MANILA, Philippines — In a bid to reduce the use of plastic sachets that end up choking the metro’s waterways, a personal care company is offering residents of an urban poor community a unique incentive: Turn in the empty packets and get free products — packaged in similar single-use sachets.
The idea, said Lavin Gonzales, of Unilever’s corporate communications, is “to keep the plastics in a loop.”
Instead of throwing away the sachets after using up the products they contain, consumers can instead keep and collect the plastic packets as part of the “Kolek, Kilo, Kita” (collect, weigh, earn) program launched on Saturday by the Manila city government, the Pasig River Rehabilitation Program, Unilever Philippines, Cemex and Republic Cement.
Targeted by the program is Tondo’s Vitas community, where the mostly indigent families live near the industrial shipyards lining Manila Bay.
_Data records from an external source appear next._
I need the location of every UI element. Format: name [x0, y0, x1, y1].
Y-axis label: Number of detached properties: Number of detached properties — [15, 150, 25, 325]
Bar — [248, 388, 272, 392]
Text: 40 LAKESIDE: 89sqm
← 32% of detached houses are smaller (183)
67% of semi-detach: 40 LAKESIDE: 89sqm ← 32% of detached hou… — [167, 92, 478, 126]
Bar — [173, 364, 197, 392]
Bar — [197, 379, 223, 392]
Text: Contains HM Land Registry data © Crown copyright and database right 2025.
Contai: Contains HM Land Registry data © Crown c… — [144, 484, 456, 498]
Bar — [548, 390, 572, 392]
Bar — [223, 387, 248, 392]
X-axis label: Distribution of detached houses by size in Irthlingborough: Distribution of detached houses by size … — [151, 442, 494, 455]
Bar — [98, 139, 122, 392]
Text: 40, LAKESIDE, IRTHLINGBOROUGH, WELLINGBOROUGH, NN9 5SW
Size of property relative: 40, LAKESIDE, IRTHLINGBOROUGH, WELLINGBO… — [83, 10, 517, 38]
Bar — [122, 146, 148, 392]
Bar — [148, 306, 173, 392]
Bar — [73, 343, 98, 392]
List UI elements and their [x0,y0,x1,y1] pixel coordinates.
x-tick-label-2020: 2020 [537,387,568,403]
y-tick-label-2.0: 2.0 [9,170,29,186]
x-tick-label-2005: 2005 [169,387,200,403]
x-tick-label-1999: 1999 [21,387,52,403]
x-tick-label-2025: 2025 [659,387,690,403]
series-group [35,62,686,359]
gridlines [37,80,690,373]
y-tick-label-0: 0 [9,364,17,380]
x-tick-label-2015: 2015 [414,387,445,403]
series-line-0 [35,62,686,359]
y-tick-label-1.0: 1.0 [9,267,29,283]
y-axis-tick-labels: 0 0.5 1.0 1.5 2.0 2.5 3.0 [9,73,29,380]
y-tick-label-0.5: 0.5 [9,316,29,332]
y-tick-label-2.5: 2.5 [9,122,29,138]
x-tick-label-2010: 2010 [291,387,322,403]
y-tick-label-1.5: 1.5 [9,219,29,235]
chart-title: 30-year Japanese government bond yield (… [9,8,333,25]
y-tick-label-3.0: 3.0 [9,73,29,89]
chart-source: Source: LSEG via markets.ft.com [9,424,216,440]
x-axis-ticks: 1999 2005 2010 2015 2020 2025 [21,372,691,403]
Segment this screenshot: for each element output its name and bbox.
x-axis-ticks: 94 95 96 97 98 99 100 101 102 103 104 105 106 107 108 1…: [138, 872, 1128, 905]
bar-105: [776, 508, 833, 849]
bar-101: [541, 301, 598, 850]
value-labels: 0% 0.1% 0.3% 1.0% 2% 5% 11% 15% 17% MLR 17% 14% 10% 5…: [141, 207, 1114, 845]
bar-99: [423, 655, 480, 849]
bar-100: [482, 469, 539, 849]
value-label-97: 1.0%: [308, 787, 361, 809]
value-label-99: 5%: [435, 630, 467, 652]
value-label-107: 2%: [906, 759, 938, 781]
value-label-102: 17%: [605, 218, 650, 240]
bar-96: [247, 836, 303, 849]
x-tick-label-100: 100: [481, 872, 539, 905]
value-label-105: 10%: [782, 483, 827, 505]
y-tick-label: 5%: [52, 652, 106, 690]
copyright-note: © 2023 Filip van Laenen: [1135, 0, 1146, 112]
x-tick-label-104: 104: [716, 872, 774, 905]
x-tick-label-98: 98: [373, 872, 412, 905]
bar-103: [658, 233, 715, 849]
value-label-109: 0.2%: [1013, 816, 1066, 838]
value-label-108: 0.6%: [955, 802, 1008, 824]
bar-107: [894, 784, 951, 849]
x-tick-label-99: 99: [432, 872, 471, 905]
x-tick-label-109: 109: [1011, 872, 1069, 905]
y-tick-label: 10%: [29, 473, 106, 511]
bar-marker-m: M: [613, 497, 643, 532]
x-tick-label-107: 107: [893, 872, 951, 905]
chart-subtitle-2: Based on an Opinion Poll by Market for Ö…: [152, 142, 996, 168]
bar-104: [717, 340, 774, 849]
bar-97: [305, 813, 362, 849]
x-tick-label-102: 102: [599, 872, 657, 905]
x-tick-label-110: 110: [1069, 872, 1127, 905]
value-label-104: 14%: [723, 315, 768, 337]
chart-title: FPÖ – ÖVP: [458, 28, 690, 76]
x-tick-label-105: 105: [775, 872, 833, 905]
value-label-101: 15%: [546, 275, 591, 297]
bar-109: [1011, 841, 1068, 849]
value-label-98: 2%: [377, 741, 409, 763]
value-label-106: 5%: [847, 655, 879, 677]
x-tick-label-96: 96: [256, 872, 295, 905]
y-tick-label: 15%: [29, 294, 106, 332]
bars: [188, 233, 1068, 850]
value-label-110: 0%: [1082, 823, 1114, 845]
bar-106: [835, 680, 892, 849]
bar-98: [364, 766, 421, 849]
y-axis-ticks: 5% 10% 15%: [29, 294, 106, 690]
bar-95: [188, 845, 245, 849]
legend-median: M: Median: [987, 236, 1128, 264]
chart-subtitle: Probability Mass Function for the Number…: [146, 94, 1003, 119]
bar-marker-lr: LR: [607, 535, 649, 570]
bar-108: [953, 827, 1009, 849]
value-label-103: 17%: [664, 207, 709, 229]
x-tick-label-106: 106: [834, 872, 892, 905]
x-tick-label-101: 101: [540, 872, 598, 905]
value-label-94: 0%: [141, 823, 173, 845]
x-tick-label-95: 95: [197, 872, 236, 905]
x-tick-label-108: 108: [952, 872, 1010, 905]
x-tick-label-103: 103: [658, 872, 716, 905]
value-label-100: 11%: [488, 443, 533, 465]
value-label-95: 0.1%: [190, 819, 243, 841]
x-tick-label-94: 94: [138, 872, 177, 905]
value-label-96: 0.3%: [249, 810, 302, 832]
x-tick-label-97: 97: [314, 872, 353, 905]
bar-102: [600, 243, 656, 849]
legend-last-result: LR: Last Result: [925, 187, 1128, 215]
Working mainly as scavengers, the residents here can only afford personal care products packaged in small plastic sachets often good for one or two uses. The empty sachets are usually thrown into open garbage dumps and are washed into the bay and surrounding waterways.
Instead of throwing away the single-use plastic, residents in Vitas, Tondo, can now collect the empty packets and exchange a kilo of them for P10 worth of Unilever products packaged in similar sachets. This is often equivalent to two sachets of shampoo, or a small bar of soap.
Residents who receive free products in plastic sachets can then keep and save the empty sachets for the next collection.
Waste to energy
The plastic wastes will be collected monthly in a designated point for each barangay zone and turned over to Cemex and Republic Cement. The discarded plastic will be used in the company’s waste-to-energy systems in a bid to switch from coal in its manufacturing process.
Corporate polluters
Unilever expressed hopes that the program would encourage consumers to collect the used sachets instead of discarding them as trash, knowing that they are equivalent to goods. The company believes that the program will help it achieve its 2025 goal of collecting more plastic than it is producing.
Unilever was among the multinational companies flagged in a recent global audit as one of the world’s top polluters, mainly because it packages most of its products in single-use sachets affordable to low-income economies like the Philippines.
The global audit report, titled Branded Volume II, aims to hold top corporate polluters accountable for their single-use packaging that harm the environment and for fostering a “disposable mentality” and “throwaway culture.”